The Counterargument and Its Limits
Proponents of restriction argue that fewer immigrants means tighter labor markets, which should drive wages up for native-born workers. The data tells a more complicated story. The Minneapolis Fed found that real wage growth has actually slowed in 2025, particularly for low-income workers — the group theoretically most likely to benefit from reduced immigrant competition. This suggests that the demand contraction from fewer immigrants and consumers is outweighing any wage-tightening effect.
Economists broadly agree that lower migration levels do not ultimately lead to additional employment for U.S.-born workers. Immigrants are both producers and consumers — fewer immigrants means less consumer demand, which means fewer jobs overall.
What This Means for Strategic Planning
For employers, investors, and policymakers, the GDP question isn’t abstract.
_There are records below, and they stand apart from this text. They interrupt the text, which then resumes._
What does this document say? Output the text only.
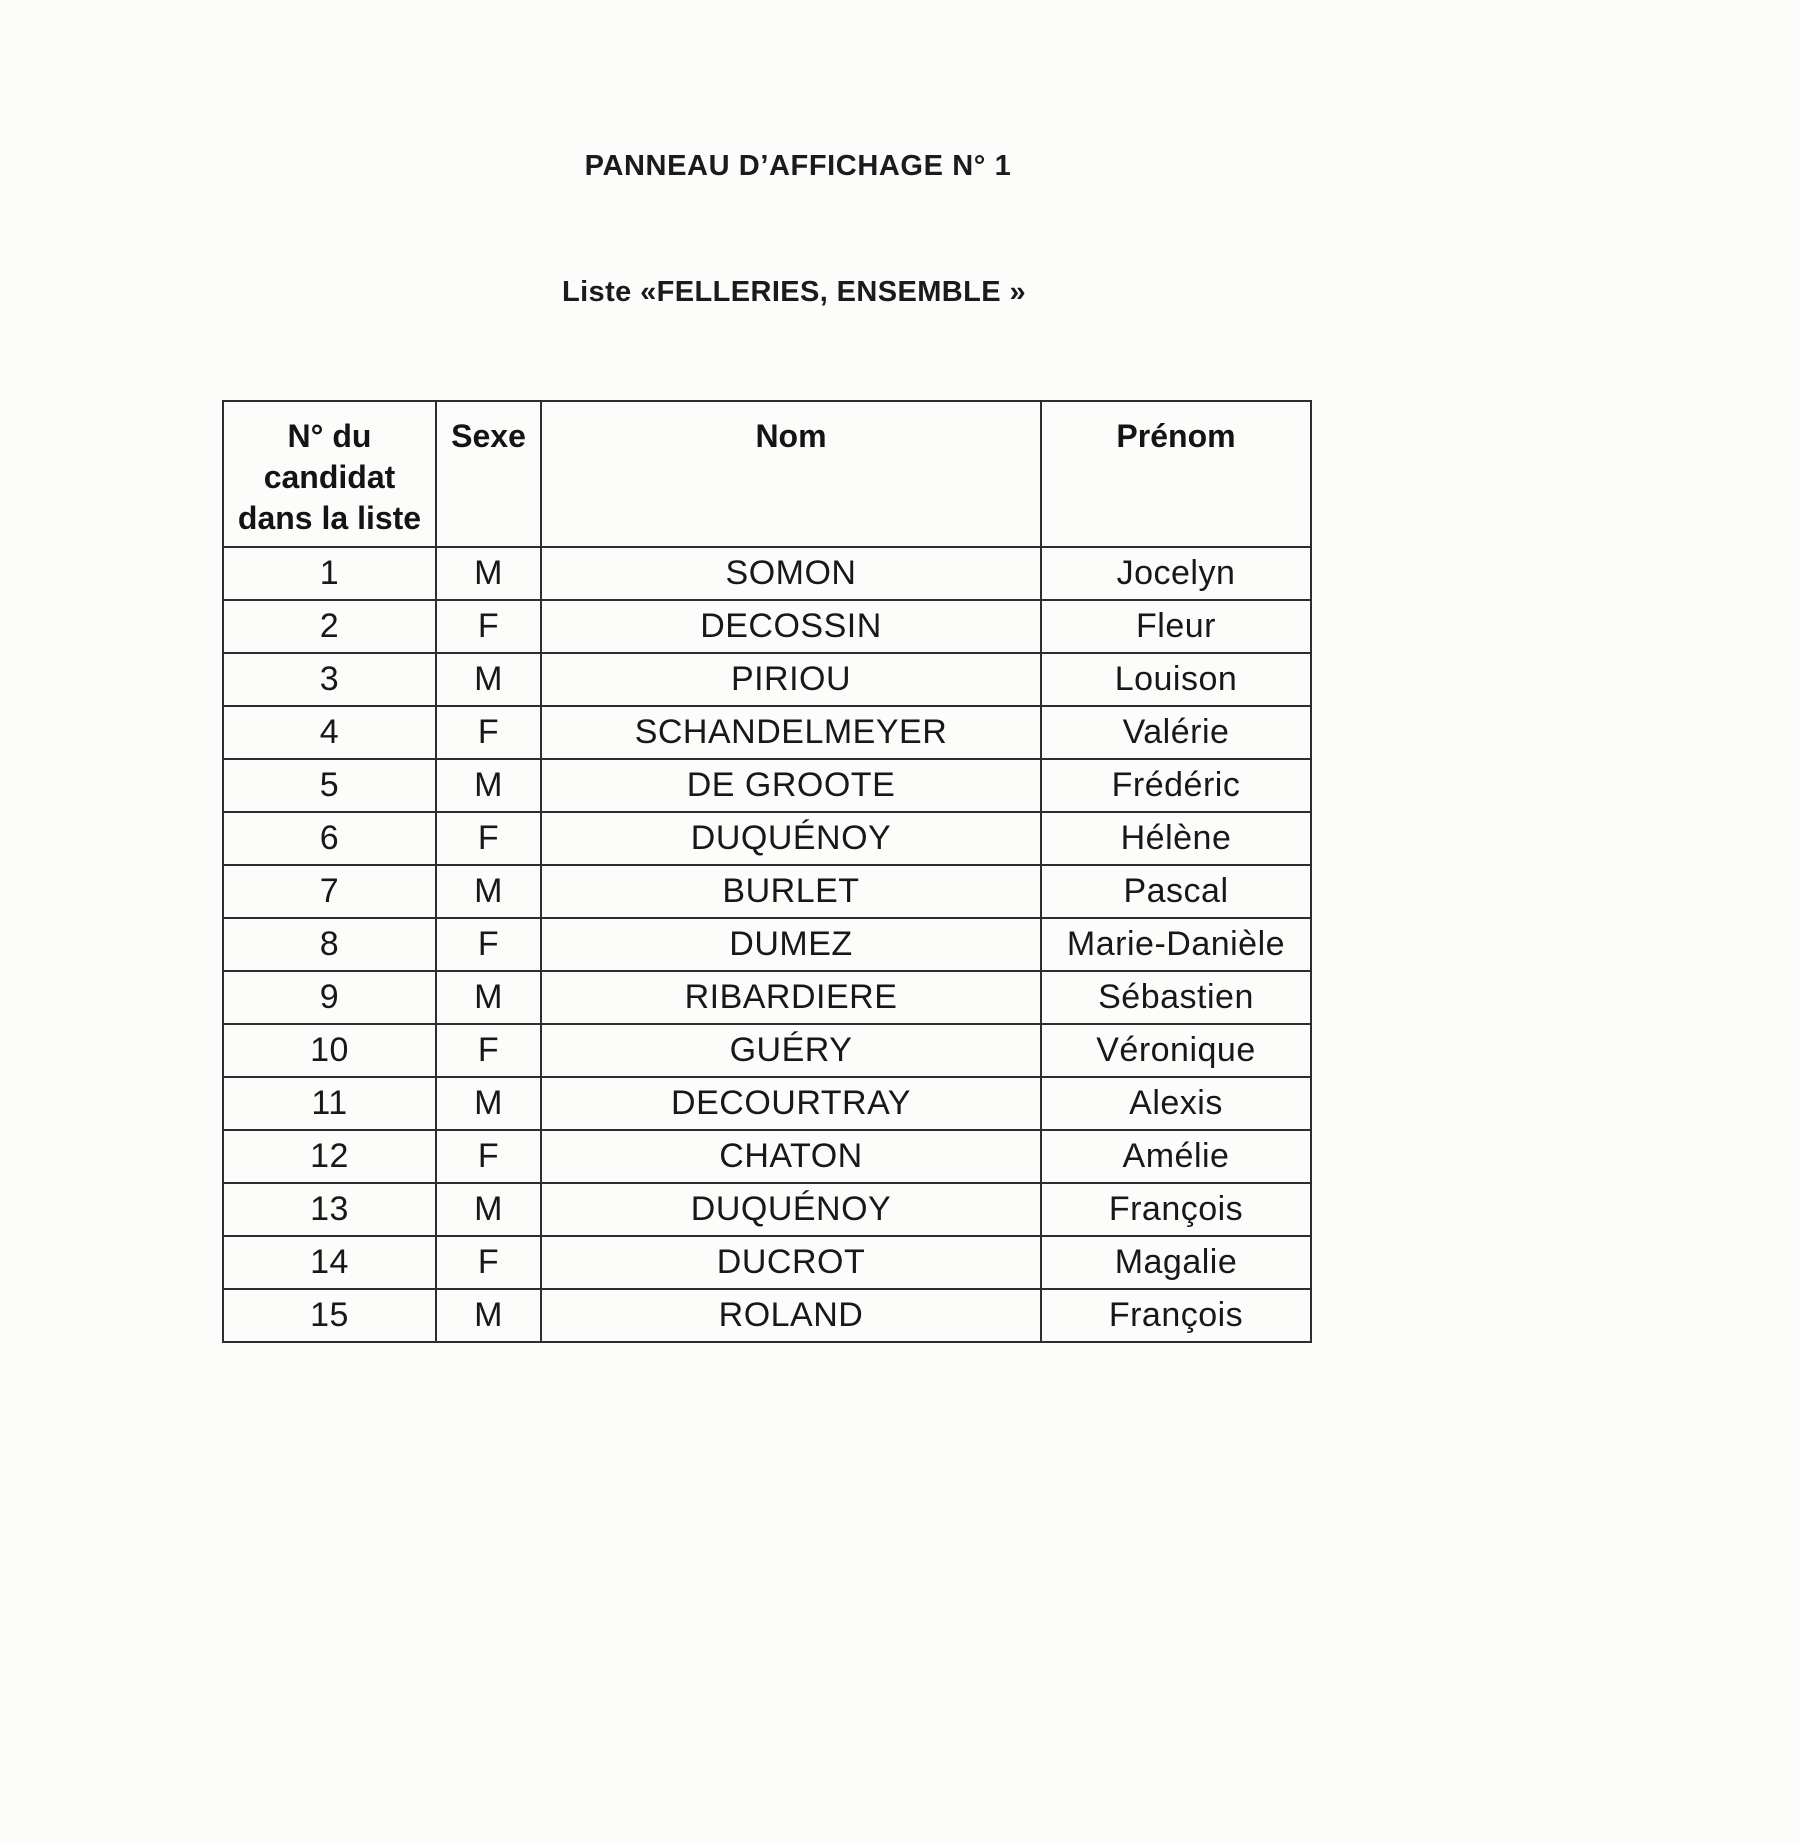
PANNEAU D’AFFICHAGE N° 1
Liste «FELLERIES, ENSEMBLE »
N° du candidat dans la liste	Sexe	Nom	Prénom
1	M	SOMON	Jocelyn
2	F	DECOSSIN	Fleur
3	M	PIRIOU	Louison
4	F	SCHANDELMEYER	Valérie
5	M	DE GROOTE	Frédéric
6	F	DUQUÉNOY	Hélène
7	M	BURLET	Pascal
8	F	DUMEZ	Marie-Danièle
9	M	RIBARDIERE	Sébastien
10	F	GUÉRY	Véronique
11	M	DECOURTRAY	Alexis
12	F	CHATON	Amélie
13	M	DUQUÉNOY	François
14	F	DUCROT	Magalie
15	M	ROLAND	François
It translates directly into:
- Workforce planning: Companies in labor-constrained sectors need contingency strategies that don’t assume immigration will fill gaps.
- Real estate and development: Population growth drives housing demand, commercial development, and municipal revenue. Negative net migration means slower growth or contraction in affected markets.
- Tax base sustainability: Social Security, Medicare, and local government budgets depend on a growing tax base. Fewer working-age immigrants means fewer contributors.
- Investment thesis: Any economic development strategy — from venture capital to rural broadband — that assumes continued population growth needs to be stress-tested against current demographic realities.
The GDP question is, ultimately, a workforce question. And the workforce question is, at this point in American demographic history, an immigration question. Whether that makes people comfortable or not doesn’t change the math.
This is Part 2 of a 12-part series on the state of U.S. immigration — focused on process, economics, and what actually matters for the people making decisions.